Talk:Numinous programme
Can we have what is important for different religions - not just Christianity -----Snowded TALK 17:25, 22 February 2021 (UTC)
Updated proposals for what the Numinous programme offers religious leadership
Congregational Leadership: Faith communities are the co-creative partnership between clergy and lay leadership, and frequently include additional relationships among their broader communities. The ways leadership is entangled inside and outside the community of faith is an important and essential dynamic indicator of vitality and sustainability. The leadership landscape related to clergy, lay, and broader communities offer a variety of ways to understand mutuality and collaboration that exists within these spaces, and where public life, trust and civic engagement flourish.
BIPOC Leadership: The leadership roles of Black, Indigenous, People of Color is having an impact on a variety of religious communities today, most notable is the Black Lives Matter Movement. While many religious organizations are still racially segregated, some are embracing racial and ethnic identity as essential perspectives that enhance their own life as communities of faith.
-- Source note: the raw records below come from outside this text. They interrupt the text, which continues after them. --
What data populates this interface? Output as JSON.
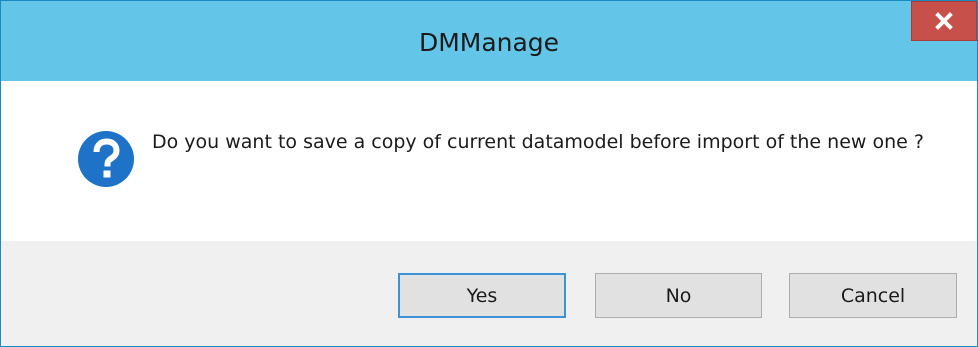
{
  "window": {
    "title": "DMManage",
    "close_icon": "close-icon"
  },
  "dialog": {
    "icon": "question-icon",
    "message": "Do you want to save a copy of current datamodel before import of the new one ?"
  },
  "buttons": {
    "yes": "Yes",
    "no": "No",
    "cancel": "Cancel"
  },
  "colors": {
    "titlebar": "#63c6e9",
    "close_button": "#c7504b",
    "icon_blue": "#1e73c8",
    "footer": "#f0f0f0",
    "default_button_border": "#3c93d6"
  }
}
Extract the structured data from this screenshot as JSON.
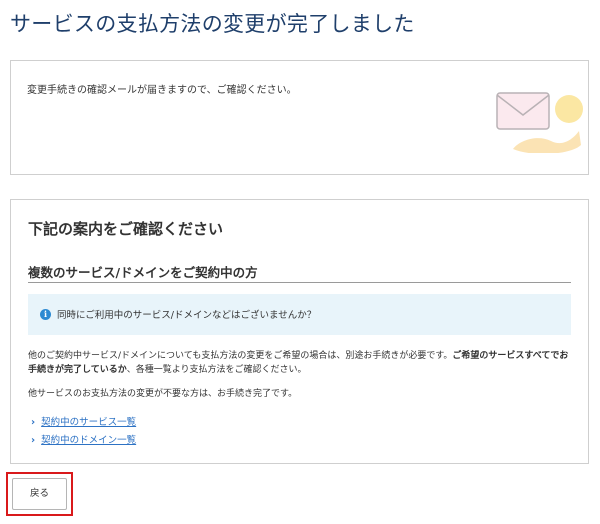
{
  "page": {
    "title": "サービスの支払方法の変更が完了しました"
  },
  "notice_box": {
    "message": "変更手続きの確認メールが届きますので、ご確認ください。",
    "illustration_icon": "mail-envelope-icon"
  },
  "guide_box": {
    "title": "下記の案内をご確認ください",
    "subtitle": "複数のサービス/ドメインをご契約中の方",
    "info": {
      "icon": "info-icon",
      "text": "同時にご利用中のサービス/ドメインなどはございませんか？"
    },
    "paragraph1_normal": "他のご契約中サービス/ドメインについても支払方法の変更をご希望の場合は、別途お手続きが必要です。",
    "paragraph1_bold": "ご希望のサービスすべてでお手続きが完了しているか",
    "paragraph1_tail": "、各種一覧より支払方法をご確認ください。",
    "paragraph2": "他サービスのお支払方法の変更が不要な方は、お手続き完了です。",
    "links": [
      {
        "label": "契約中のサービス一覧"
      },
      {
        "label": "契約中のドメイン一覧"
      }
    ]
  },
  "actions": {
    "back_label": "戻る"
  },
  "colors": {
    "title": "#1f3f6b",
    "link": "#2d72c4",
    "info_bg": "#e8f4fa",
    "highlight": "#d9191b"
  }
}
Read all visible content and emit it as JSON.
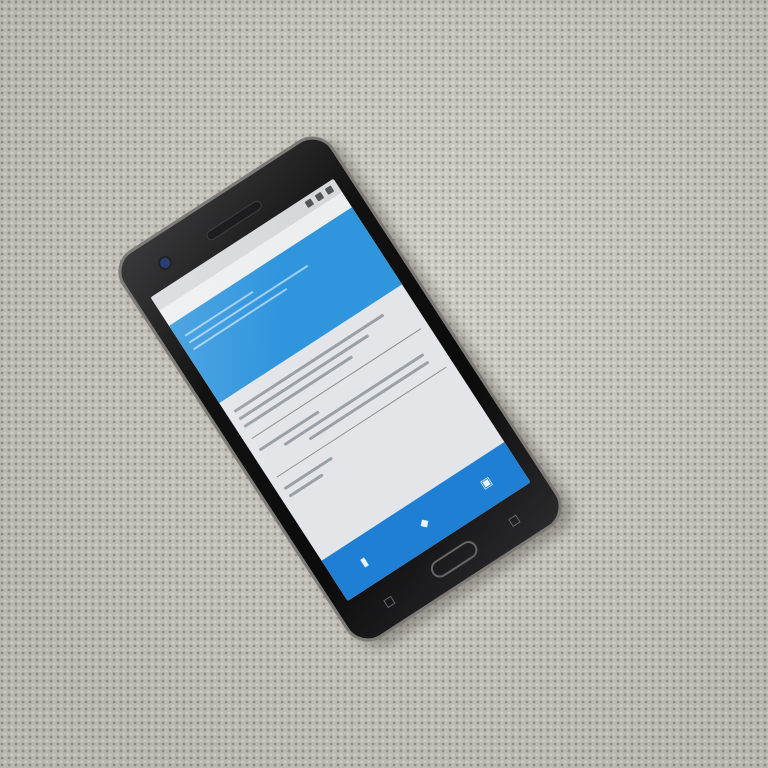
{
  "scene": {
    "surface": "textured-carpet",
    "surface_color": "#c9c5be",
    "object": "smartphone"
  },
  "phone": {
    "body_color": "#111111",
    "frame_color": "#7c7b78",
    "screen": {
      "app_bar_color": "#2f95dd",
      "bottom_bar_color": "#1f7fd4"
    },
    "hardware_buttons": [
      "back-icon",
      "home-button",
      "recent-apps-icon"
    ]
  }
}
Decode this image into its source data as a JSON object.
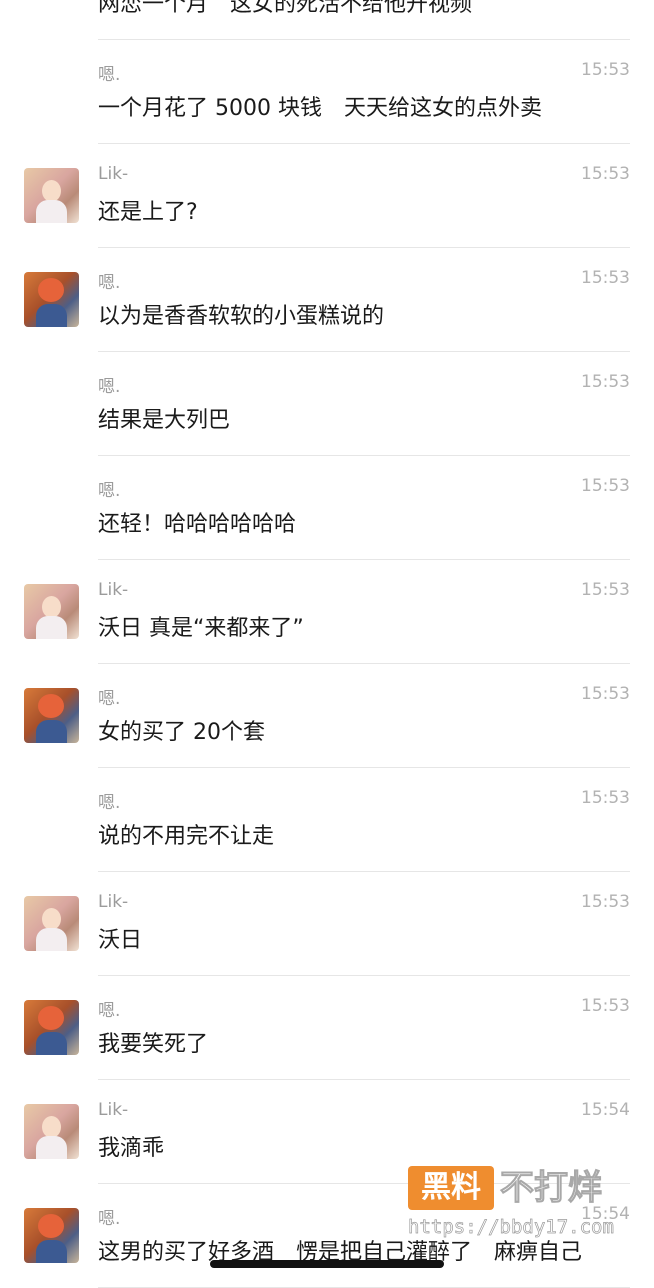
{
  "messages": [
    {
      "avatar": "none",
      "name": "",
      "time": "",
      "text": "网恋一个月　这女的死活不给他开视频"
    },
    {
      "avatar": "none",
      "name": "嗯.",
      "time": "15:53",
      "text": "一个月花了 5000 块钱　天天给这女的点外卖"
    },
    {
      "avatar": "lik",
      "name": "Lik-",
      "time": "15:53",
      "text": "还是上了?"
    },
    {
      "avatar": "en",
      "name": "嗯.",
      "time": "15:53",
      "text": "以为是香香软软的小蛋糕说的"
    },
    {
      "avatar": "none",
      "name": "嗯.",
      "time": "15:53",
      "text": "结果是大列巴"
    },
    {
      "avatar": "none",
      "name": "嗯.",
      "time": "15:53",
      "text": "还轻！哈哈哈哈哈哈"
    },
    {
      "avatar": "lik",
      "name": "Lik-",
      "time": "15:53",
      "text": "沃日 真是“来都来了”"
    },
    {
      "avatar": "en",
      "name": "嗯.",
      "time": "15:53",
      "text": "女的买了 20个套"
    },
    {
      "avatar": "none",
      "name": "嗯.",
      "time": "15:53",
      "text": "说的不用完不让走"
    },
    {
      "avatar": "lik",
      "name": "Lik-",
      "time": "15:53",
      "text": "沃日"
    },
    {
      "avatar": "en",
      "name": "嗯.",
      "time": "15:53",
      "text": "我要笑死了"
    },
    {
      "avatar": "lik",
      "name": "Lik-",
      "time": "15:54",
      "text": "我滴乖"
    },
    {
      "avatar": "en",
      "name": "嗯.",
      "time": "15:54",
      "text": "这男的买了好多酒　愣是把自己灌醉了　麻痹自己"
    }
  ],
  "watermark": {
    "badge": "黑料",
    "title": "不打烊",
    "url": "https://bbdy17.com"
  }
}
Tracking how these streams are interrelating is helpful toward understanding the adaptive leadership opportunities and challenges emerging for today's communities of faith.
LGBTQIA+ Leadership: Religious organizations are broadening their leadership circles to include marginalized populations who previously, under traditional organizational leadership models, have been underrepresented. Emerging LGBTQIA+ leaders, and the communities they are forming, are having an influence on other local communities of faith, as well as the neighborhood communities they are situated within.
Religious Imagination: Religious leadership is shaped by the way religious communities organize and embody configure their identities in the world. Religious imagination has both formal (i.e. doctrine, worship/liturgy, prayer, sacred text), and informal (i.e. innovative experimenting, relationship to neighbors, civic partnerships, lay leadership vocations, etc) dimensions to it, and are, often times, of central importance to how religious leadership renegotiates their meaning differently because of their pluralistic, and divergent contexts.
Clergy Leadership Health: Many clergy in today's faith communities are overwhelmed, anxious, depressed by the enormity of the expectations to lead communities of faith, from levels of expertise, to expectations, to personal demands. The toll it takes on leaders today has significant impact on the health of communities of faith, the caring systems that support them, including the neighborhoods frequently benefiting because of them.
Interfaith Leadership: Interfaith grassroots movements among religious traditions are rising up in response to such things as Islamophobia, and other industrialized complexes rooted in xenophobic tendencies. These movements are creating training programs to build paths to understanding, and with commitments toward multi-faith peacemaking. See Paths to Understanding.